Overall, analysts maintain their “overweight” or “neutral” stance on the healthcare sector.
It remains to be seen how healthcare players can navigate through the challenges ahead and it will be interesting to see the quantum of benefits that the Malaysia Year of Healthcare Travel 2020 will bring.
Meanwhile, an interesting trend quietly developing is partnerships between private operators and the government to build hospitals that cater to lower income groups.
The rationale for this development is simple: while the middle class tends to be able to afford private medical care, the lower income groups are left to the overloaded government healthcare services.
There is a huge gap in the level of healthcare between these two operators.
It is common knowledge that the waiting times in government hospitals are lengthy.
Patients diagnosed with critical illnesses, which are often time sensitive, face long waiting lists for surgeries and radiological imaging, along with distant physician follow-up dates.
Understanding the need to help relieve some of the patient load at government hospitals, private hospitals like Sunway Healthcare are proposing to take on selected cases at preferred rates for the government.
However, other players are looking to provide private healthcare for the lower income groups at cheaper rates.
On a larger scale, an example of this new public-private initiative is SINMAH CAPITAL BHD, which through a joint venture, is embarking on building a full service integrated public-private university hospital.

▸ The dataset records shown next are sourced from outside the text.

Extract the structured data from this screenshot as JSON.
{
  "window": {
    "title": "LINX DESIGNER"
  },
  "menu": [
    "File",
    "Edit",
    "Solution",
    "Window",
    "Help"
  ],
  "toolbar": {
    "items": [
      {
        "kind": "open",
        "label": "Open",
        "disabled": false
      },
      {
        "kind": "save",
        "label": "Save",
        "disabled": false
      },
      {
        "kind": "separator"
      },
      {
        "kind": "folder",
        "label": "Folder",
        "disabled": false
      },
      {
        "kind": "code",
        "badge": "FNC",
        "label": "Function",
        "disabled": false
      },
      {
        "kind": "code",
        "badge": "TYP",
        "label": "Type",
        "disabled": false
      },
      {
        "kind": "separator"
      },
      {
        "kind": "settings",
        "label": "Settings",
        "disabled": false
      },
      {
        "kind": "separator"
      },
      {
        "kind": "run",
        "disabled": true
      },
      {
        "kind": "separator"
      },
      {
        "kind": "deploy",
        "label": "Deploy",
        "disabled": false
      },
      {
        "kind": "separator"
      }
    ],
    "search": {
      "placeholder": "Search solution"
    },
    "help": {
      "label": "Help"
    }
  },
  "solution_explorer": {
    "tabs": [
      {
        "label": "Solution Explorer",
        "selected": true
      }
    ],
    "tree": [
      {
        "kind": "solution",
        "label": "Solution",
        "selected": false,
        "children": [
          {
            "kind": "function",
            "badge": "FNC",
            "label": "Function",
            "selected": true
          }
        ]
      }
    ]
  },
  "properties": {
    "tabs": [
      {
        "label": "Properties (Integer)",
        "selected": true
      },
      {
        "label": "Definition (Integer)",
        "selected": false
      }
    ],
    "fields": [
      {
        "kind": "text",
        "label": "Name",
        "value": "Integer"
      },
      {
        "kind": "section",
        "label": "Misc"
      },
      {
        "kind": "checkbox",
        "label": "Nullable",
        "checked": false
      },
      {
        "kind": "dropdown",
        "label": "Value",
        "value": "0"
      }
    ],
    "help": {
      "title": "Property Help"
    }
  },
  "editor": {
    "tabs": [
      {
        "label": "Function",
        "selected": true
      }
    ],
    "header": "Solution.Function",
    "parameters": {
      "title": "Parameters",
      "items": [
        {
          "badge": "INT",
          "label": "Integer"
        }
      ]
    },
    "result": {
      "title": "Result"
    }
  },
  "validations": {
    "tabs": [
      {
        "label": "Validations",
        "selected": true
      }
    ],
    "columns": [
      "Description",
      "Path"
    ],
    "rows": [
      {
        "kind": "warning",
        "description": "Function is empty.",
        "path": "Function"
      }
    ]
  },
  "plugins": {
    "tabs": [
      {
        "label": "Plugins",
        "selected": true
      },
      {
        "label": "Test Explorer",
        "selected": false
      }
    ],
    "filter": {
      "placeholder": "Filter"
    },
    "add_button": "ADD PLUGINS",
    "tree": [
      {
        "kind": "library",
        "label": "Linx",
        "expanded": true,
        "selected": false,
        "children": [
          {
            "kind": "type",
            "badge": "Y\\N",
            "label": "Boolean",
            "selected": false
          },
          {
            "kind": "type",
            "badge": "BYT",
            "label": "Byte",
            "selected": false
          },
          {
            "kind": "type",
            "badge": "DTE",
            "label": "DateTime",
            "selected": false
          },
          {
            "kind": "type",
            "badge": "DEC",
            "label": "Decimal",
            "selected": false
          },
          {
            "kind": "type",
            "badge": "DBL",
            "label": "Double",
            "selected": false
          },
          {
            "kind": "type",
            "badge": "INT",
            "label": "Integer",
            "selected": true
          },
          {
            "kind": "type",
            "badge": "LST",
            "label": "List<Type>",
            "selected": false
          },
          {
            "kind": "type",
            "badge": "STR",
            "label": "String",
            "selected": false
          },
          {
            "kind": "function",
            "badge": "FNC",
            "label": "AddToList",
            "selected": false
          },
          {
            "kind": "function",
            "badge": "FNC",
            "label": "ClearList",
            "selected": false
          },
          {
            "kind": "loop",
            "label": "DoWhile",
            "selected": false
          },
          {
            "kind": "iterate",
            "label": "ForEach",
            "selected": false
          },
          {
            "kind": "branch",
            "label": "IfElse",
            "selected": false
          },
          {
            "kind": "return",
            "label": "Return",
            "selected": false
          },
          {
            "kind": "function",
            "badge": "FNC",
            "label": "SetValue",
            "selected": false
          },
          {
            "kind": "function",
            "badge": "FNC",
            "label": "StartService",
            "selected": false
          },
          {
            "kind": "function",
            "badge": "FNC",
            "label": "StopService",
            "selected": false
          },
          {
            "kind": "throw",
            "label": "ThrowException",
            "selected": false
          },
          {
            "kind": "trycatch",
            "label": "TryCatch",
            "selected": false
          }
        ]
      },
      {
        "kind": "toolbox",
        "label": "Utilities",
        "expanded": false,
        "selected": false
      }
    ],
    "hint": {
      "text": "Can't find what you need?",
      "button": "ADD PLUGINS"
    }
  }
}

In partnership with Amegajaya Medical Planning Group, Sinmah will develop the hospital, with Universiti Teknologi MARA as the clinical partner operating the hospital.
How would a model like that work?
While most hospitals would have a profit margin of around 25% to 30%, a business model like Sinmah’s would see slightly lower margins, hovering around 10% to 15%.
Sinmah group managing director Datuk Fong Kok Yong tells StarBizWeek that “a healthcare business can make lots of money, but we are prepared to take a big cut.
“Whatever said and done, you must make your 10% to 20% profit margin for the purpose of a sinking fund.”
Another company embarking on this is Paragon Globe Bhd, through Builtech Acres Sdn Bhd, which is the holding company for Sepang Medicity Sdn Bhd.
On Nov 7,2019, Builtech had entered into an agreement with Selgate Healthcare Sdn Bhd and Sepang Medicity Sdn Bhd to build and operate a 121-bed medical centre for 15 years with an option to renew for another 15 years.
Selgate Healthcare is a unit of Perbadanan Kemajuan Negeri Selangor.